When I was in college, I had better
endurance—at all distances—on a training plan of 35 miles per week that
included carefully selected intervals, than I had previously on 85 miles per
week of cookie-cutter distance training. If you aren’t taking a scientific
approach to your training—and this doesn’t mean cutting edge science, but just
paying attention to what you best respond to—then you aren’t getting everything
out of yourself. To use track, because it’s just an easy example, in every
training group from high school to the pros, you have groups of runners doing
identical workouts, and yet never crossing the line at the same time in a race.

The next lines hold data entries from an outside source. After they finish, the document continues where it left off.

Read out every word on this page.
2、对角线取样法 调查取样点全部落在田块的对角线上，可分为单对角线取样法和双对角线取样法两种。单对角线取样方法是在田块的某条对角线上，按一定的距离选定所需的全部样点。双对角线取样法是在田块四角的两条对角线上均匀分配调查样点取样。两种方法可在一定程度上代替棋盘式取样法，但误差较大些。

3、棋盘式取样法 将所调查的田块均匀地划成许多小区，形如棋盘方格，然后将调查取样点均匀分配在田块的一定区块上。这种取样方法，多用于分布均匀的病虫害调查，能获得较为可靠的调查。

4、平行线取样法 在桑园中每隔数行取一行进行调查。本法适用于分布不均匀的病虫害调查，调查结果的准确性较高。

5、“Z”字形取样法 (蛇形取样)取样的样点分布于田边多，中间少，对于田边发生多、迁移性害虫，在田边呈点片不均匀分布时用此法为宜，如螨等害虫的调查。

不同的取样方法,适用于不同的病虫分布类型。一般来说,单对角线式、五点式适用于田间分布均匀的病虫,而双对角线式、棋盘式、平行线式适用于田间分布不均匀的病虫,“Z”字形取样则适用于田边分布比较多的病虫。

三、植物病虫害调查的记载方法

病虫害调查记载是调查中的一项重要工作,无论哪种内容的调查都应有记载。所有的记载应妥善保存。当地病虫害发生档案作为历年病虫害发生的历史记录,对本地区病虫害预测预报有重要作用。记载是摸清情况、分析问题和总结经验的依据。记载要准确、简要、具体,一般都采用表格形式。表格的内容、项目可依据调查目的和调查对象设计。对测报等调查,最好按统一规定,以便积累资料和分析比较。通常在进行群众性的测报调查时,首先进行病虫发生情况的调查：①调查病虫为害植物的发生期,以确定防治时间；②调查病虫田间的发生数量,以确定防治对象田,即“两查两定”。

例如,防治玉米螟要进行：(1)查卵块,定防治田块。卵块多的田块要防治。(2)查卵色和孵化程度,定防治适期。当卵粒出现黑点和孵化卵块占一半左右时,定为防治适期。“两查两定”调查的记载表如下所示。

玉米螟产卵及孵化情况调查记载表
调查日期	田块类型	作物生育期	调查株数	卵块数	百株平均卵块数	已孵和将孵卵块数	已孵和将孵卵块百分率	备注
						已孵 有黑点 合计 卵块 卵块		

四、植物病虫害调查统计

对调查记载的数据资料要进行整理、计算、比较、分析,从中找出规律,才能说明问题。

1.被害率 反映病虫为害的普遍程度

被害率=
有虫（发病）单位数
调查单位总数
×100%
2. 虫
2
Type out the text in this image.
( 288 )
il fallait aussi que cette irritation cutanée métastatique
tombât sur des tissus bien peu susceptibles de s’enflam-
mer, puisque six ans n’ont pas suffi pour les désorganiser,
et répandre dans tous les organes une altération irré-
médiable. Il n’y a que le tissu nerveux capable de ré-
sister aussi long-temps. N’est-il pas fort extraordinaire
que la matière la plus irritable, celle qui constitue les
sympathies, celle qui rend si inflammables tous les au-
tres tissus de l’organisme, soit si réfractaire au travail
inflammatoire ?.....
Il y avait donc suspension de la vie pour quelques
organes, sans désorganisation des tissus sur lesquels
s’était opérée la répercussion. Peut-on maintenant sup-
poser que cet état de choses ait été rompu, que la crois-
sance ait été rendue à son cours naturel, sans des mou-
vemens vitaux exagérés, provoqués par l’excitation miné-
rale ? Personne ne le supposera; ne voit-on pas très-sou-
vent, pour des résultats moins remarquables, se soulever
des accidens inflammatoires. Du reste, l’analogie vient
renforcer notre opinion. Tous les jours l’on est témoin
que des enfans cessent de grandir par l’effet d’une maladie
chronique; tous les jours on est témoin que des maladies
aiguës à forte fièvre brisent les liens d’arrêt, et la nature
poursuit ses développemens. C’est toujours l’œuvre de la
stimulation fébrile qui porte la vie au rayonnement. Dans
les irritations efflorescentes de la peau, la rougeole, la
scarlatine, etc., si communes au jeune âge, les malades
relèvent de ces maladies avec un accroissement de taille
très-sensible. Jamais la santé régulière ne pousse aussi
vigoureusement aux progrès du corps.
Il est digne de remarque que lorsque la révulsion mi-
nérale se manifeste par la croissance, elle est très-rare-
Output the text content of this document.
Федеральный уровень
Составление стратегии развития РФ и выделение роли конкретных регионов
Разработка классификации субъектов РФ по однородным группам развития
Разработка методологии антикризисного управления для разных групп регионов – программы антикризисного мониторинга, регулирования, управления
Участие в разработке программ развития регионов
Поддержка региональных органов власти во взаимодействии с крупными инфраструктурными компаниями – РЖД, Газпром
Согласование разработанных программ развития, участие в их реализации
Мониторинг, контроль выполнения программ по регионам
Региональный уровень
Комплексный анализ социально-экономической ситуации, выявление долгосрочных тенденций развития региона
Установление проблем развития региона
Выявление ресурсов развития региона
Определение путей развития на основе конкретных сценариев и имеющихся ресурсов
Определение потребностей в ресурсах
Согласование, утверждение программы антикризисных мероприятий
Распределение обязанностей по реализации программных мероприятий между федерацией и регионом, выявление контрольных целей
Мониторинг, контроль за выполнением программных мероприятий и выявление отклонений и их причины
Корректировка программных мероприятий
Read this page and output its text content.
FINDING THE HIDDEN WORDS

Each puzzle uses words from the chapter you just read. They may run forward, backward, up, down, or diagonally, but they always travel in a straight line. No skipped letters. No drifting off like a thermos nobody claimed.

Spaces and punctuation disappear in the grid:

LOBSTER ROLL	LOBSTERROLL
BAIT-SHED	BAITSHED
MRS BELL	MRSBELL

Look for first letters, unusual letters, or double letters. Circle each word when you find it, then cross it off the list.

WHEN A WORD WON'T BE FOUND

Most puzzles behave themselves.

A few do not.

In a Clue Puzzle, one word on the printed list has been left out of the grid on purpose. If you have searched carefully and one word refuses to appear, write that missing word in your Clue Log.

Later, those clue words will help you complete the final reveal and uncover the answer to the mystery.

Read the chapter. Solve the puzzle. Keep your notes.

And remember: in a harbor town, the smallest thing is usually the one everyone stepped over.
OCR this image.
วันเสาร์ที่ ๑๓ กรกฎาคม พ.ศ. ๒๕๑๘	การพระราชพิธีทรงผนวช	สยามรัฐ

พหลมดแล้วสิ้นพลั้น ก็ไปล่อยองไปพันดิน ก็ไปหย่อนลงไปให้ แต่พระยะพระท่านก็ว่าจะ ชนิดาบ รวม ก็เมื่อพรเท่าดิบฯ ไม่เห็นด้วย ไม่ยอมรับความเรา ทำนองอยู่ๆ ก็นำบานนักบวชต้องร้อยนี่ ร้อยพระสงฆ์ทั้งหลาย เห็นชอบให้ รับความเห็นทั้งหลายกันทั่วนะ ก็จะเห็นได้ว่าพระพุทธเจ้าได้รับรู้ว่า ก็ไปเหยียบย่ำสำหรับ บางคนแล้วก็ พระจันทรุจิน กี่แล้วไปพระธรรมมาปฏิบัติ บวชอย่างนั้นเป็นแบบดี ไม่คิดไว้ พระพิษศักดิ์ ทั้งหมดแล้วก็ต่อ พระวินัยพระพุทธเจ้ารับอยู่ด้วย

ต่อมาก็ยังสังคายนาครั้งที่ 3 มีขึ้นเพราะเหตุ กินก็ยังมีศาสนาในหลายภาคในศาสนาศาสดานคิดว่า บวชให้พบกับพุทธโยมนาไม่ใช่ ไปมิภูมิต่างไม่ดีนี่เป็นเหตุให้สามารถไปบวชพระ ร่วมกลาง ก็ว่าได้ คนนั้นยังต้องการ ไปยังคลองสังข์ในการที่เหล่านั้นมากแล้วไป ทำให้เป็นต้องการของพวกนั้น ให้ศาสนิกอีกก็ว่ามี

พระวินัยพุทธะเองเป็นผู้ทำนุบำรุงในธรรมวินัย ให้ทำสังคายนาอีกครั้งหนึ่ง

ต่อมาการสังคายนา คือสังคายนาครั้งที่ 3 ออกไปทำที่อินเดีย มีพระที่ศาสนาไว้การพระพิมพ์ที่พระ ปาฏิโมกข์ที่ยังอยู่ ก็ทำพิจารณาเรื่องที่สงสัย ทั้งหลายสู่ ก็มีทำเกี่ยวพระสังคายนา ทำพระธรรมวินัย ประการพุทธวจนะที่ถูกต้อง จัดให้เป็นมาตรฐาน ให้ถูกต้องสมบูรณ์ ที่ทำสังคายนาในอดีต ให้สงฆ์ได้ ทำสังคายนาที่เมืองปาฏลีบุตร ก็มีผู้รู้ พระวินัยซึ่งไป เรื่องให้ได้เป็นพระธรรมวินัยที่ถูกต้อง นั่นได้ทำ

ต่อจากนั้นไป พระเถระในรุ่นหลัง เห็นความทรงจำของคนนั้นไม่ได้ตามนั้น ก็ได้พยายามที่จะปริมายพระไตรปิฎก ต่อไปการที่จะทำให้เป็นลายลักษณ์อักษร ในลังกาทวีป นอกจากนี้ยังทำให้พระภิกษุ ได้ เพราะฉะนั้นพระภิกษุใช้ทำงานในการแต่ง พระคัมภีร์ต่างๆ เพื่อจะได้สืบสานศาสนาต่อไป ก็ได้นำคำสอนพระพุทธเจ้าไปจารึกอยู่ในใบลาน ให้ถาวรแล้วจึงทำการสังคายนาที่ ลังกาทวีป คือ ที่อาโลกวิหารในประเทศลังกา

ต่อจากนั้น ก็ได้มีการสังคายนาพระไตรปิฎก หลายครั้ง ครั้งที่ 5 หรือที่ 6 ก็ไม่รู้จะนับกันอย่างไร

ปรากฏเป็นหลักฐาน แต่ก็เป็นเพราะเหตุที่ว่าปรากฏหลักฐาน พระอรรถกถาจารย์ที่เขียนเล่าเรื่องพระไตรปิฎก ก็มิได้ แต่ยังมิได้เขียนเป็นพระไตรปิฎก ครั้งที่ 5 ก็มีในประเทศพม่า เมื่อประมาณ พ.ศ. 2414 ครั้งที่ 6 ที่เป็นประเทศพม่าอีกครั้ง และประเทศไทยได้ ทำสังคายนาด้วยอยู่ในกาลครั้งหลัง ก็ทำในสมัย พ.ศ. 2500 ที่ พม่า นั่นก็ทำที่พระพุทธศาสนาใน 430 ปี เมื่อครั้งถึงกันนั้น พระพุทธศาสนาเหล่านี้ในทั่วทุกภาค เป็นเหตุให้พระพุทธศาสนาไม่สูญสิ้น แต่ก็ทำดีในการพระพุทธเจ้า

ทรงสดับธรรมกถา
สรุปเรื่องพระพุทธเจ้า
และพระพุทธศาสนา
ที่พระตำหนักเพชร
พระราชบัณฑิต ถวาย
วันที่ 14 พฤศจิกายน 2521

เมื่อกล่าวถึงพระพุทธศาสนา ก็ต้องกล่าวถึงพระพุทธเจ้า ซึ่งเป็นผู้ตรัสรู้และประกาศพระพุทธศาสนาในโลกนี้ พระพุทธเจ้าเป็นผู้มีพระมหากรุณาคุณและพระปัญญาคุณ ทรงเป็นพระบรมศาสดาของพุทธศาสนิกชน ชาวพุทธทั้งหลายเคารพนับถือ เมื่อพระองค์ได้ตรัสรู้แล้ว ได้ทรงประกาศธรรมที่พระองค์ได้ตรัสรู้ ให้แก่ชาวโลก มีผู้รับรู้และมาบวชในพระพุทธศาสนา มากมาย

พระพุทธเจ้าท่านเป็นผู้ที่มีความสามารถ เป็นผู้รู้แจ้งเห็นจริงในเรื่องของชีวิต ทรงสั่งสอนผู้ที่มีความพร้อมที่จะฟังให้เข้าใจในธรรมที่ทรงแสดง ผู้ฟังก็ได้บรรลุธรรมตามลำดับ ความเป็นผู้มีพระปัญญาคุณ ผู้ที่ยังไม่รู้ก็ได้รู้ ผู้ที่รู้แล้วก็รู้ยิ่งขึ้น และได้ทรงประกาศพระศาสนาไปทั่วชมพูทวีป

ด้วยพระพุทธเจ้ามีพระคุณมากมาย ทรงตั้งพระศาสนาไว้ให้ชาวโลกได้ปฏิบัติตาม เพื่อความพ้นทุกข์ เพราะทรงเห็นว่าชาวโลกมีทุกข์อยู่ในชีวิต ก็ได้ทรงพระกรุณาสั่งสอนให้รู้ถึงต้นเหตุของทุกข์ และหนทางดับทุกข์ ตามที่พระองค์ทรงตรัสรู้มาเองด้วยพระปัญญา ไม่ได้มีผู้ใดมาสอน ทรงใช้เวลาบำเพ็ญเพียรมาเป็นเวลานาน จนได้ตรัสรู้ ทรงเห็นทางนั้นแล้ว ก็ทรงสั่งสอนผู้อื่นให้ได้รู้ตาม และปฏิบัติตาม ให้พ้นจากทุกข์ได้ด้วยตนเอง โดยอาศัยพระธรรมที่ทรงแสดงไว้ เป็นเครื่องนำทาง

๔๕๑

Genetic science is showing us that the most important kind of “talent” isn’t
some physical trait that preexists training, but rather that ability to
physically adapt to training. And studies I describe in the book make it quite
clear that particular genes mediate an individual’s ability to benefit from
training such that two people can have drastically different results from the
same training plan.
So if you feel like, for some reason, you aren’t getting
results on par with your training partner, you might be right. And the problem
might be you, in the very deepest
sense. So don’t be afraid to try something different. Several of the athletes I
write about in the book weren’t afraid to jump into entirely new activities or
training plans, and some came out world champions.
Thank you, David and good luck with the book!
Thank you, David and good luck with the book!